Elsewhere we get heart-to-heart conversations about mortality, the state of the world, and the difference between morals and ethics. We even get a lighthearted dinner table scene where Caleb awkwardly attempts to cover everything from racism to…(you know)…’THE talk’ all in one uncomfortable sitting. It’s a tender and welcomed moment of levity that shines a light On the fantastic chemistry between Affleck and Pniowsky.

But then you have the film’s dark side vividly seen in its sketch of a male-dominated society. Aside from being a potent metaphor, Affleck’s grim milieu and its undercurrent of savagery makes for some harrowing sequences. Cinematographer Adam Arkapaw coats his images in blues, whites, and grays while shooting in a way that highlights the emptiness of the landscapes. And when we do get glimpses of approaching men in the distance it can be genuinely frightening.

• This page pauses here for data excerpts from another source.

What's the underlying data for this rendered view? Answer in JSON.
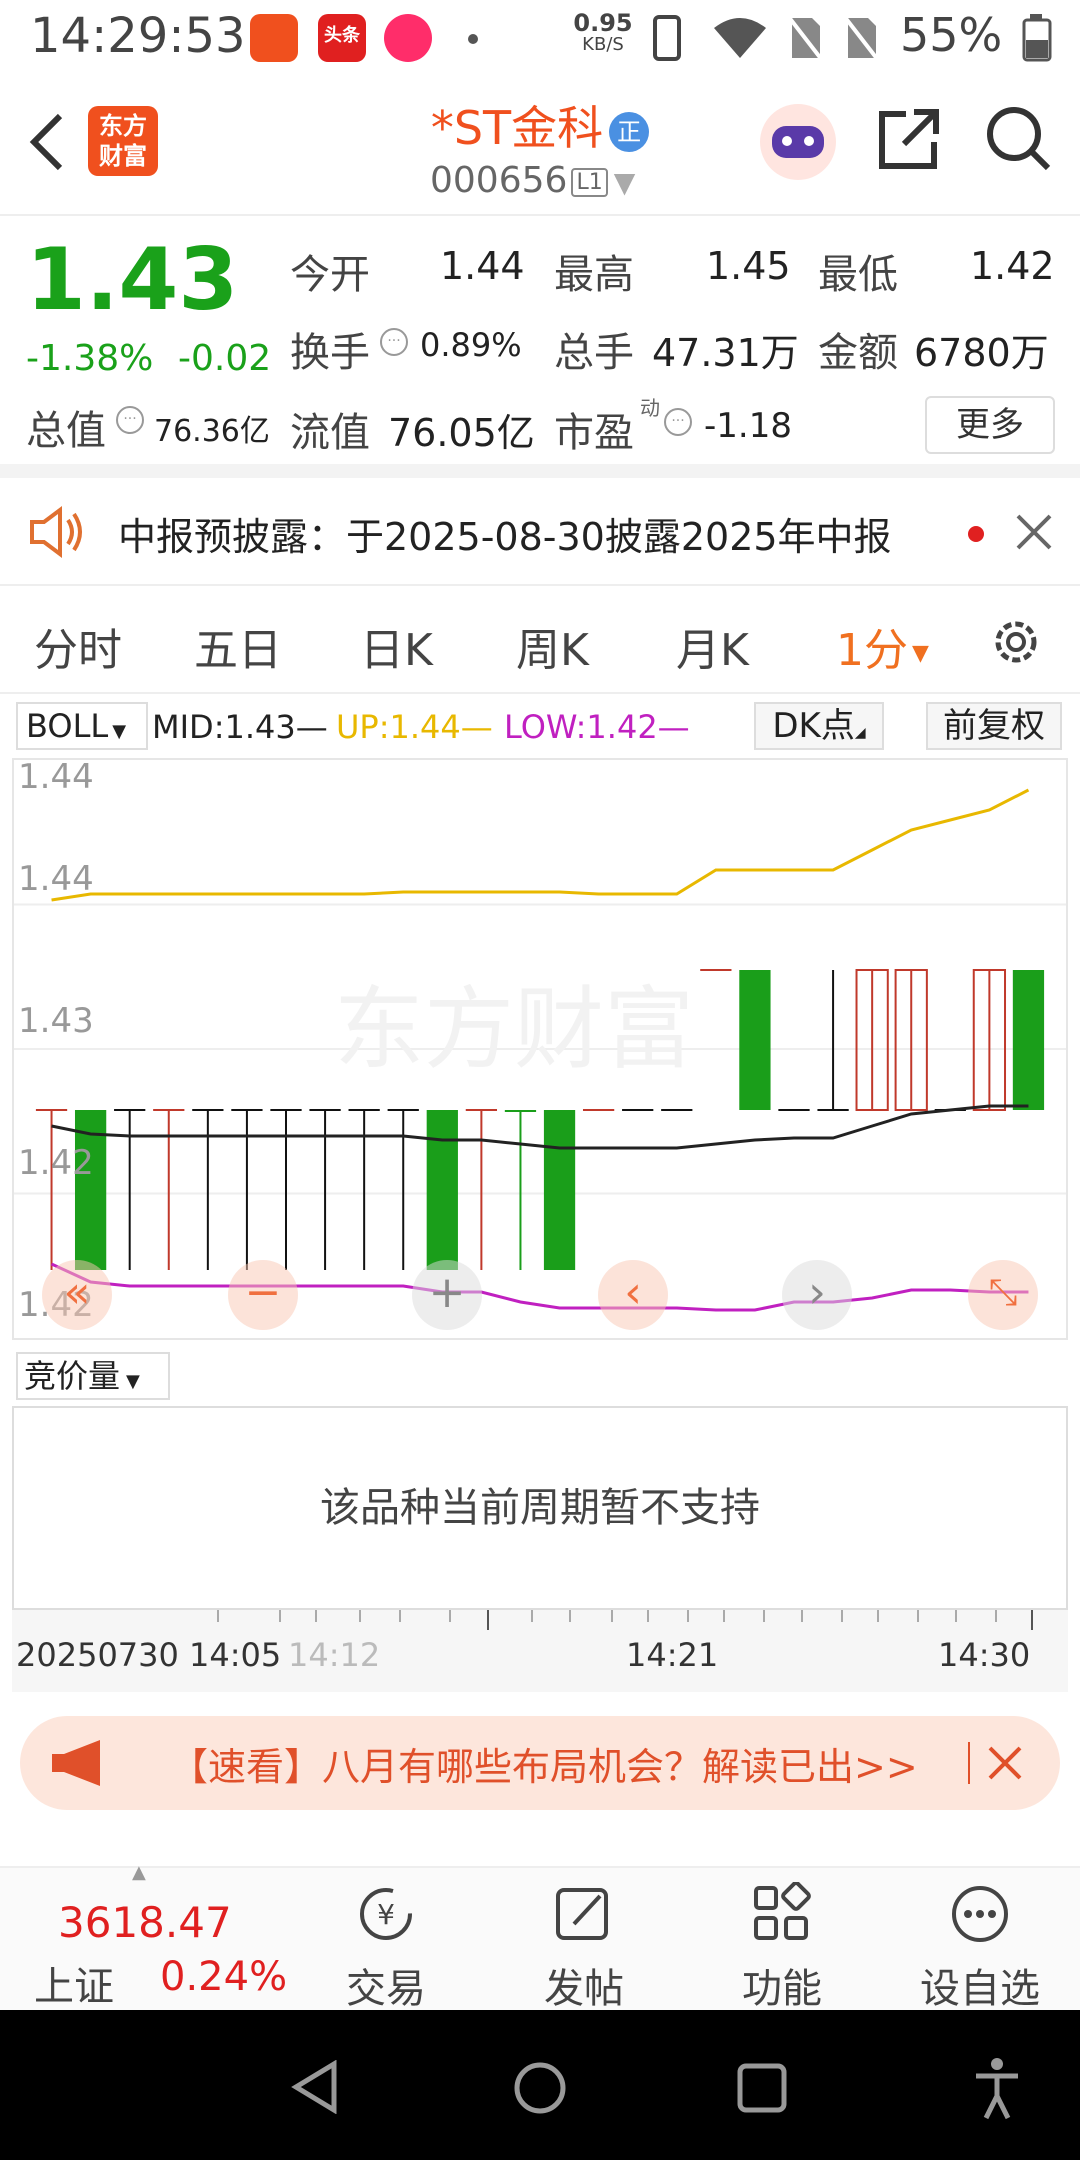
{
  "status_bar": {
    "time": "14:29:53",
    "net_speed": "0.95",
    "net_unit": "KB/S",
    "battery": "55%",
    "app_icons": [
      "toutiao-style-app-icon",
      "toutiao-icon",
      "music-icon"
    ],
    "toutiao_label": "头条"
  },
  "header": {
    "back_icon": "chevron-left-icon",
    "logo_text": "东方财富",
    "title": "*ST金科",
    "badge": "正",
    "code": "000656",
    "level": "L1"
  },
  "quote": {
    "price": "1.43",
    "change_pct": "-1.38%",
    "change": "-0.02",
    "open_label": "今开",
    "open": "1.44",
    "high_label": "最高",
    "high": "1.45",
    "low_label": "最低",
    "low": "1.42",
    "turnover_label": "换手",
    "turnover": "0.89%",
    "volume_label": "总手",
    "volume": "47.31万",
    "amount_label": "金额",
    "amount": "6780万",
    "mktcap_label": "总值",
    "mktcap": "76.36亿",
    "float_label": "流值",
    "float": "76.05亿",
    "pe_label": "市盈",
    "pe_sup": "动",
    "pe": "-1.18",
    "more_label": "更多"
  },
  "notice": {
    "text": "中报预披露：于2025-08-30披露2025年中报"
  },
  "tabs": [
    "分时",
    "五日",
    "日K",
    "周K",
    "月K",
    "1分"
  ],
  "indicator": {
    "name": "BOLL",
    "mid": "MID:1.43—",
    "up": "UP:1.44—",
    "low": "LOW:1.42—",
    "dk_label": "DK点",
    "adjust_label": "前复权"
  },
  "chart_data": {
    "type": "candlestick",
    "y_tick_labels": [
      "1.44",
      "1.44",
      "1.43",
      "1.42",
      "1.42"
    ],
    "x_tick_labels": [
      "20250730 14:05",
      "14:12",
      "14:21",
      "14:30"
    ],
    "watermark": "东方财富",
    "candles": [
      {
        "o": 1.43,
        "c": 1.43,
        "h": 1.43,
        "l": 1.422,
        "color": "red"
      },
      {
        "o": 1.43,
        "c": 1.422,
        "h": 1.43,
        "l": 1.422,
        "color": "green"
      },
      {
        "o": 1.43,
        "c": 1.43,
        "h": 1.43,
        "l": 1.422,
        "color": "black"
      },
      {
        "o": 1.43,
        "c": 1.43,
        "h": 1.43,
        "l": 1.422,
        "color": "red"
      },
      {
        "o": 1.43,
        "c": 1.43,
        "h": 1.43,
        "l": 1.422,
        "color": "black"
      },
      {
        "o": 1.43,
        "c": 1.43,
        "h": 1.43,
        "l": 1.422,
        "color": "black"
      },
      {
        "o": 1.43,
        "c": 1.43,
        "h": 1.43,
        "l": 1.422,
        "color": "black"
      },
      {
        "o": 1.43,
        "c": 1.43,
        "h": 1.43,
        "l": 1.422,
        "color": "black"
      },
      {
        "o": 1.43,
        "c": 1.43,
        "h": 1.43,
        "l": 1.422,
        "color": "black"
      },
      {
        "o": 1.43,
        "c": 1.43,
        "h": 1.43,
        "l": 1.422,
        "color": "black"
      },
      {
        "o": 1.43,
        "c": 1.422,
        "h": 1.43,
        "l": 1.422,
        "color": "green"
      },
      {
        "o": 1.43,
        "c": 1.43,
        "h": 1.43,
        "l": 1.422,
        "color": "red"
      },
      {
        "o": 1.43,
        "c": 1.43,
        "h": 1.43,
        "l": 1.422,
        "color": "green"
      },
      {
        "o": 1.43,
        "c": 1.422,
        "h": 1.43,
        "l": 1.422,
        "color": "green"
      },
      {
        "o": 1.43,
        "c": 1.43,
        "h": 1.43,
        "l": 1.43,
        "color": "red"
      },
      {
        "o": 1.43,
        "c": 1.43,
        "h": 1.43,
        "l": 1.43,
        "color": "black"
      },
      {
        "o": 1.43,
        "c": 1.43,
        "h": 1.43,
        "l": 1.43,
        "color": "black"
      },
      {
        "o": 1.437,
        "c": 1.437,
        "h": 1.437,
        "l": 1.437,
        "color": "red"
      },
      {
        "o": 1.437,
        "c": 1.43,
        "h": 1.437,
        "l": 1.43,
        "color": "green"
      },
      {
        "o": 1.43,
        "c": 1.43,
        "h": 1.43,
        "l": 1.43,
        "color": "black"
      },
      {
        "o": 1.43,
        "c": 1.43,
        "h": 1.437,
        "l": 1.43,
        "color": "black"
      },
      {
        "o": 1.43,
        "c": 1.437,
        "h": 1.437,
        "l": 1.43,
        "color": "red"
      },
      {
        "o": 1.43,
        "c": 1.437,
        "h": 1.437,
        "l": 1.43,
        "color": "red"
      },
      {
        "o": 1.43,
        "c": 1.43,
        "h": 1.43,
        "l": 1.43,
        "color": "black"
      },
      {
        "o": 1.43,
        "c": 1.437,
        "h": 1.437,
        "l": 1.43,
        "color": "red"
      },
      {
        "o": 1.437,
        "c": 1.43,
        "h": 1.437,
        "l": 1.43,
        "color": "green"
      }
    ],
    "boll_up": [
      1.4405,
      1.4408,
      1.4408,
      1.4408,
      1.4408,
      1.4408,
      1.4408,
      1.4408,
      1.4408,
      1.4409,
      1.4409,
      1.4409,
      1.4409,
      1.4409,
      1.4408,
      1.4408,
      1.4408,
      1.442,
      1.442,
      1.442,
      1.442,
      1.443,
      1.444,
      1.4445,
      1.445,
      1.446
    ],
    "boll_mid": [
      1.4292,
      1.4288,
      1.4287,
      1.4287,
      1.4287,
      1.4287,
      1.4287,
      1.4287,
      1.4287,
      1.4287,
      1.4285,
      1.4285,
      1.4283,
      1.4281,
      1.4281,
      1.4281,
      1.4281,
      1.4283,
      1.4285,
      1.4286,
      1.4286,
      1.4292,
      1.4298,
      1.43,
      1.4302,
      1.4302
    ],
    "boll_low": [
      1.4223,
      1.4214,
      1.4212,
      1.4212,
      1.4212,
      1.4212,
      1.4212,
      1.4212,
      1.4212,
      1.4212,
      1.4209,
      1.4209,
      1.4204,
      1.4201,
      1.4201,
      1.4201,
      1.4201,
      1.42,
      1.42,
      1.4204,
      1.4204,
      1.4206,
      1.421,
      1.421,
      1.4209,
      1.4209
    ],
    "colors": {
      "up": "#c0392b",
      "down": "#1a9e1a",
      "flat": "#111111",
      "boll_up": "#e8b800",
      "boll_mid": "#222222",
      "boll_low": "#c020c0"
    }
  },
  "chart_controls": [
    "double-chevron-left-icon",
    "minus-icon",
    "plus-icon",
    "chevron-left-icon",
    "chevron-right-icon",
    "expand-icon"
  ],
  "volume": {
    "selector": "竞价量",
    "message": "该品种当前周期暂不支持"
  },
  "banner": {
    "text": "【速看】八月有哪些布局机会？解读已出>>",
    "icon": "megaphone-icon",
    "close_icon": "close-icon"
  },
  "bottom_nav": {
    "index_value": "3618.47",
    "index_name": "上证",
    "index_change": "0.24%",
    "items": [
      "交易",
      "发帖",
      "功能",
      "设自选"
    ]
  },
  "system_nav": [
    "back-triangle-icon",
    "home-circle-icon",
    "recents-square-icon",
    "accessibility-icon"
  ]
}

At the end of Caleb’s Noah’s Ark story Rag challenges her father “You said it would be about the girl, why do you keep talking about the boy? You can’t miss the subtle indictment in light of how male-centered our perspectives can be. And considering this is a movie about a father driven to shield his daughter from aggressive men, you can’t help but wonder if this is Affleck dealing with his past transgressions. It’s hard to say, but the film’s message is forceful, its approach is thoughtful, and its storytelling is raw and unflinching. It’s sure to be too slow for some and too gloomy for others. I fell in with its rhythm and found plenty of heart to light a path through the darkness.